Titelbild mit Elefanten und kleinem ZebraDas mit dem Einschlafen ist ja auch bei uns so eine Sache. Mal klappt es besser, mal weniger – Eltern kennen das. Was wir leider tatsächlich momentan nicht haben, ist das abendliche Vorlesen. Da gibt es lieber das Sandmännchen oder ein Äquivalent. Dementsprechend gibt es auch die Nachtbücher momentan eher mittags 😀 so auch “Wie sagst du Gute Nacht?: In Gottes Geborgenheit einschlafen” von Catalina Echeverri (Gütersloher Verlagshaus).
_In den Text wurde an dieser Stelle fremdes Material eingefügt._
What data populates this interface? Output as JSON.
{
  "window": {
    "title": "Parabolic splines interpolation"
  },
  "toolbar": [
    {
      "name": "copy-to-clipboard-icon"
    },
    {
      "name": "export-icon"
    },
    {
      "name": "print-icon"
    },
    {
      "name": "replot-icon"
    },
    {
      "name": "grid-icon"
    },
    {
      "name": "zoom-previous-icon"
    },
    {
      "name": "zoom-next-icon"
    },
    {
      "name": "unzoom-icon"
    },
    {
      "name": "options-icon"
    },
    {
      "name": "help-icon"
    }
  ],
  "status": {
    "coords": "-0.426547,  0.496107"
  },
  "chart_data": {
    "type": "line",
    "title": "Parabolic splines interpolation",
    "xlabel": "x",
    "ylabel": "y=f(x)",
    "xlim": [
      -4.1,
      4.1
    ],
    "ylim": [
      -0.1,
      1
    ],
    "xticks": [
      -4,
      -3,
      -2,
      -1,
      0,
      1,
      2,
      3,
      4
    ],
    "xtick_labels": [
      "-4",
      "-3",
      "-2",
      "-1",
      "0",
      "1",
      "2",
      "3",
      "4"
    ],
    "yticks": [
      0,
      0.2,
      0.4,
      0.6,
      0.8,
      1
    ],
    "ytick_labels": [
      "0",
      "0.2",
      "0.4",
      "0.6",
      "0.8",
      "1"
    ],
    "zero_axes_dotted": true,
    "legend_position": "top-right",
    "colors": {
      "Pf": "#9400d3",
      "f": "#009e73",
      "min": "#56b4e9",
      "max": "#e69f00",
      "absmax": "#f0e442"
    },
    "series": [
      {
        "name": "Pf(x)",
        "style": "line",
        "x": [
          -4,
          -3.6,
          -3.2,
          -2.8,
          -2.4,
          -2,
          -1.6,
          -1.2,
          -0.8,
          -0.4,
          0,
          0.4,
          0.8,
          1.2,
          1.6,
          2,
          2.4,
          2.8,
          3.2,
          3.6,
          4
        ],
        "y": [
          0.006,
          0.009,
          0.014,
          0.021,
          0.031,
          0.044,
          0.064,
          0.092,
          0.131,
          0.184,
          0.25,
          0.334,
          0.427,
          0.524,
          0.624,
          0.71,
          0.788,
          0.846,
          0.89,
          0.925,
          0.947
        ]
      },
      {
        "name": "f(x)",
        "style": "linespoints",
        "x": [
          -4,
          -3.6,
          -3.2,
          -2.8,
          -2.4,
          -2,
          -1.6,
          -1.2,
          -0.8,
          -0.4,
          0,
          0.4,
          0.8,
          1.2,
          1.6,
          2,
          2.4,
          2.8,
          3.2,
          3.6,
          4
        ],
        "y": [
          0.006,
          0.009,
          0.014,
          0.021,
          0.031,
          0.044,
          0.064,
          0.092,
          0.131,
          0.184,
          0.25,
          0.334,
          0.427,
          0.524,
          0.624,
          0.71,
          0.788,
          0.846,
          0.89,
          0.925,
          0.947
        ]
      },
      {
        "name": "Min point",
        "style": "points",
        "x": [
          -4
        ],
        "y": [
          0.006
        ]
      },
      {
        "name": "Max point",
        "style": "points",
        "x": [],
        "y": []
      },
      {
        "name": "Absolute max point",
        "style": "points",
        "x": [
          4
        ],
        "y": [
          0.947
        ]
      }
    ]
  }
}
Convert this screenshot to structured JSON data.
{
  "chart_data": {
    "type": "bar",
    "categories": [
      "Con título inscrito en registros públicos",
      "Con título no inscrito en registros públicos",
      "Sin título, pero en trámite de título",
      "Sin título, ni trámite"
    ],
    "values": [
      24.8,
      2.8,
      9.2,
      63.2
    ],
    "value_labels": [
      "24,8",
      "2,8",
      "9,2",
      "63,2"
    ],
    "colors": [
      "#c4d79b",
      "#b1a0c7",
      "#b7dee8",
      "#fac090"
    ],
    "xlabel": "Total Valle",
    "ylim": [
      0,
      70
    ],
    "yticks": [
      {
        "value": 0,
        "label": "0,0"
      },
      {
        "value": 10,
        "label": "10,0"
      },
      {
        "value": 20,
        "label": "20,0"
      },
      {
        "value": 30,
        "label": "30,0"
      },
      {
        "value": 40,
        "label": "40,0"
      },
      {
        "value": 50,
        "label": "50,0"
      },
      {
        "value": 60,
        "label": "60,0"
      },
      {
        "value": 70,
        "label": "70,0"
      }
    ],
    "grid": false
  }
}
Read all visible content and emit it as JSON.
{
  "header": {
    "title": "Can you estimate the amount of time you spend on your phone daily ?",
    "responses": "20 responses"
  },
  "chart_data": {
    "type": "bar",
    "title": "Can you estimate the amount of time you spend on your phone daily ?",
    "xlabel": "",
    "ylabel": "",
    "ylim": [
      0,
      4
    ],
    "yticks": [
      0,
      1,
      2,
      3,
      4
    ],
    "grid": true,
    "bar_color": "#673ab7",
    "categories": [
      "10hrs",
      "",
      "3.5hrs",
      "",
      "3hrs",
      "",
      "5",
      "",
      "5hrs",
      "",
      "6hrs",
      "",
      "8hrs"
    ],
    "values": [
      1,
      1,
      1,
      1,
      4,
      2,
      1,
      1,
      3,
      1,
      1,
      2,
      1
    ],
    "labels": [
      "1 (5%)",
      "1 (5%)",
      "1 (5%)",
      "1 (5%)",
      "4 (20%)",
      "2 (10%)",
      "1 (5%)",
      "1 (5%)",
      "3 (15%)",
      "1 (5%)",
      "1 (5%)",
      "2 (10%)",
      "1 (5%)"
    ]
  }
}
Gemeinsam mit Zoey Zebra machen wir uns dabei auf den Weg zu den anderen Tieren, um herauszufinden, wie diese sich “Gute Nacht” sagen. 

Erst schaut Zoey bei den Löwen vorbei, welche ganz sacht “Gute Nacht” schnurren, dann bei den Warzenschweinen, die es grunzen den Elefanten, die es tröten den Straußen, die es gurren und so weiter. Liebevolle Zeichnungen , die nicht überladen sind, aber in wunderschönen Farben leuchten, laden zum entspannten Betrachten ein – perfekt, um am Abend runterzufahren.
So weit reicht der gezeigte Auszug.